»Ich hoffe, lieber Neffe, daß Ihnen nichts mangeln wird in Ihrem Zimmer«, sagte Madame Grandet. »Sollten Sie aber irgend etwas vermissen, so rufen Sie Nanon.«
»O liebe Tante, das dürfte überflüssig sein; ich glaube, ich habe alles, was ich brauche, mitgebracht. Gestatten Sie mir, Ihnen sowie meiner lieben Cousine eine gute Nacht zu wünschen.«
Und Charles empfing aus den Händen Nanons eine Wachskerze; eine Kerze, die im Laden gealtert und gelb und runzlig geworden war, so daß sie ganz einem Talglicht glich. Dies hatte den Vorzug, daß Grandet, der das Vorhandensein einer Wachskerze im Hause nicht argwöhnte, diese Pracht gar nicht bemerkte.
»Ich werde Sie führen«, sagte der Biedermann.
Anstatt durch die große Saaltür in den Hausflur hinauszutreten, schritt Grandet durch den kleinen Gang, der den Saal mit der Küche verband. Eine selbstschließende Tür mit einer grünen ovalen Glasscheibe schloß diesen Gang nach der Treppe hin ab und diente dazu, den Wohnräumen die kalte Außenluft fernzuhalten. Im Winter aber half sie nichts gegen die eisige Zugluft, und obgleich die Saaltüren mit Filz ausgefüttert waren, so herrschte in dem weiten Raum nur selten eine behagliche Wärme.
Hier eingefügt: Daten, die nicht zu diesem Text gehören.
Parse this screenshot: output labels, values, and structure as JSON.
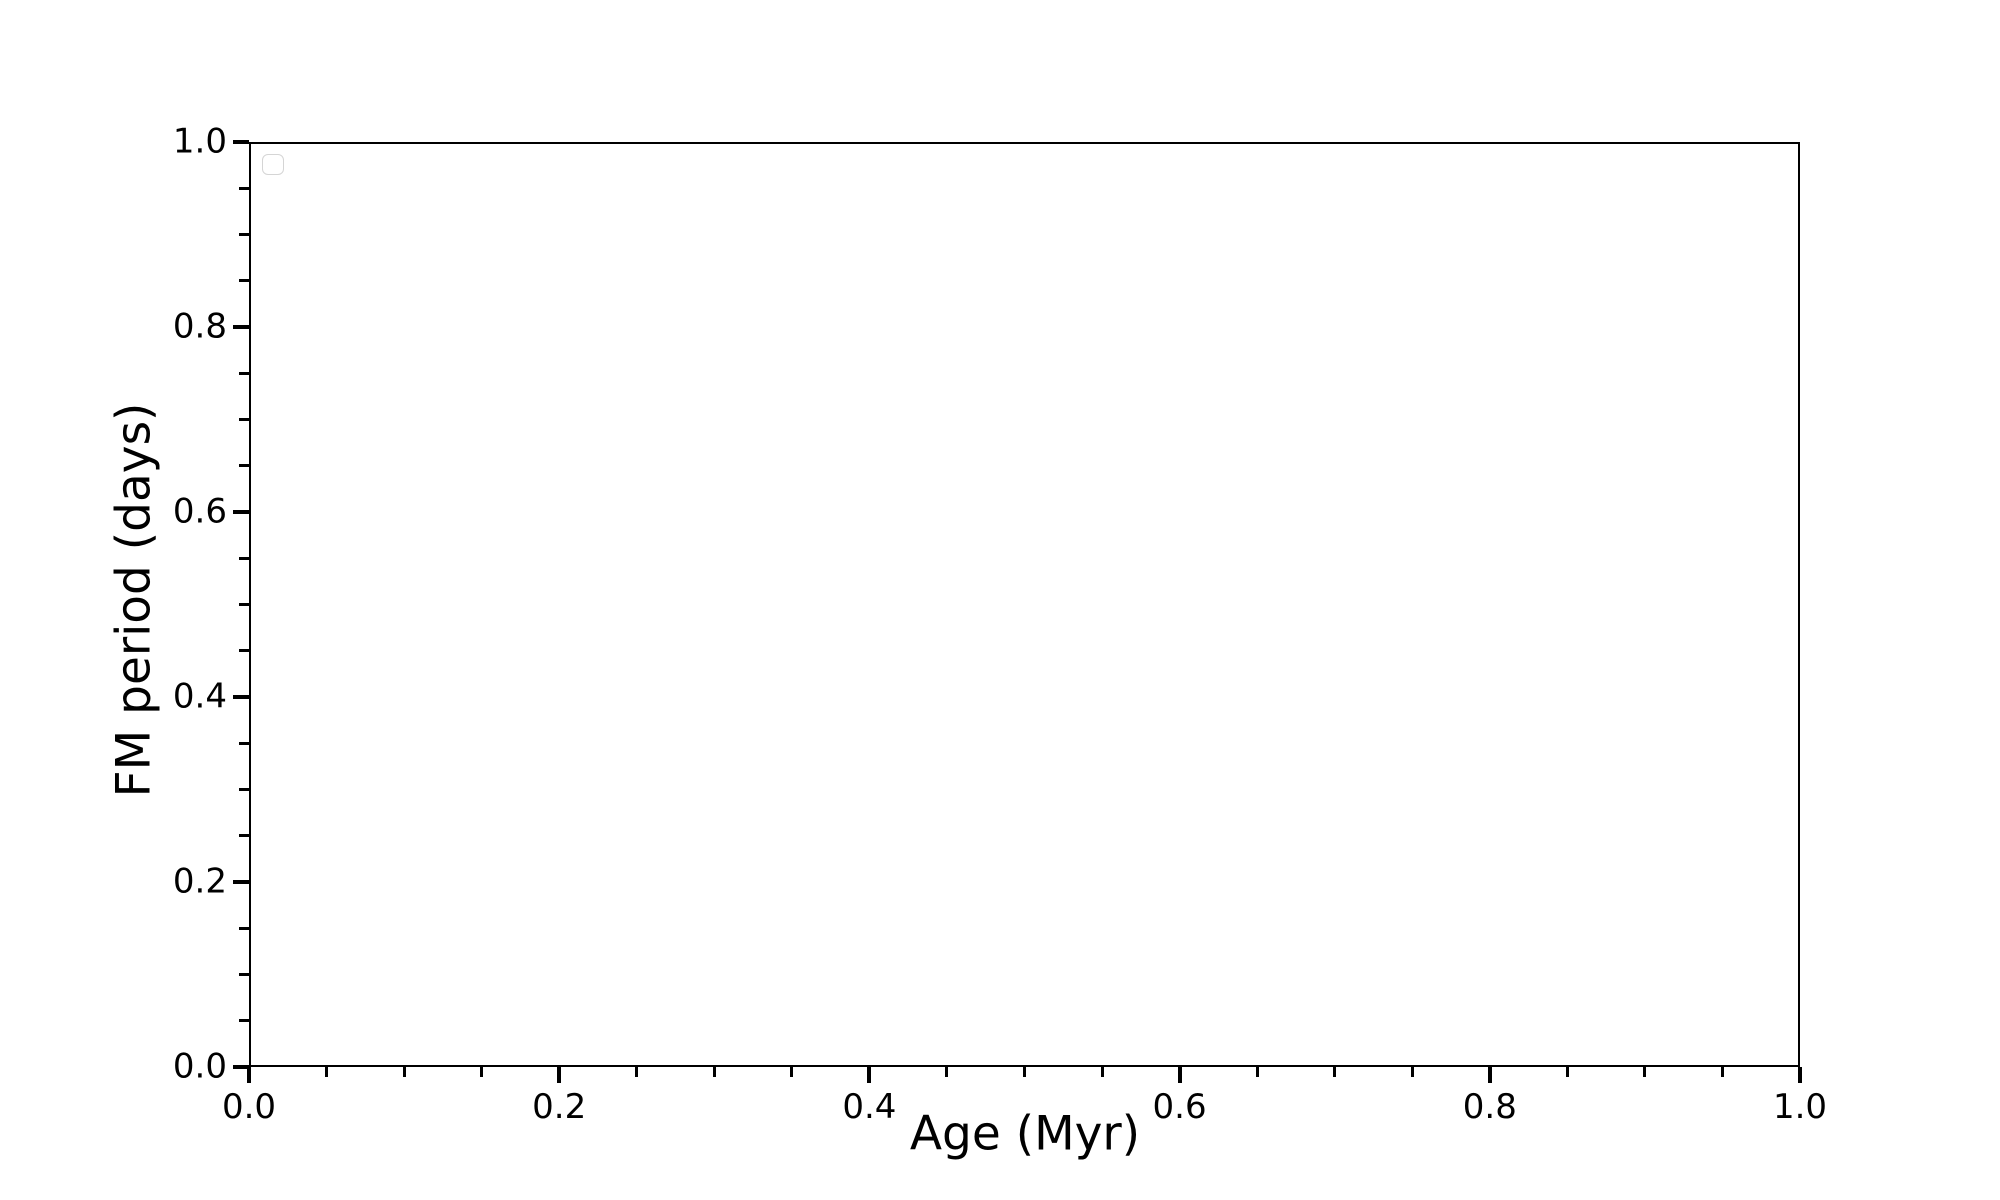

Nanon verriegelte das Haustor, schloß die Saaltüren und begab sich in den Stall, um den Wolfshund von der Kette zu lassen, der so heiser bellte, als habe er eine Kehlkopfentzündung. Das überaus wilde Tier hatte sich nur an Nanon angeschlossen. Die beiden Kinder der freien Natur verstanden einander.
Als Charles die altersgelben verrußten Mauern des Treppenhauses gewahrte und die morsche Treppe mit dem wurmstichigen Geländer, die unter den gewichtigen Schritten des onkels erbebte, fühlte er sich sehr ernüchtert. War er hier nicht in einem Hühnerstall? Er blickte Tante und Cousine fragend an, aber sie waren an diese Treppe so gewöhnt, daß sie sein Erstaunen nicht bemerkten; sie erwiderten seinen Blick mit einem freundlichen Lächeln, das ihn ganz entmutigte.
Was zum Teufel soll ich eigentlich hier? Was hat sich mein Vater nur gedacht?« fragte er sich.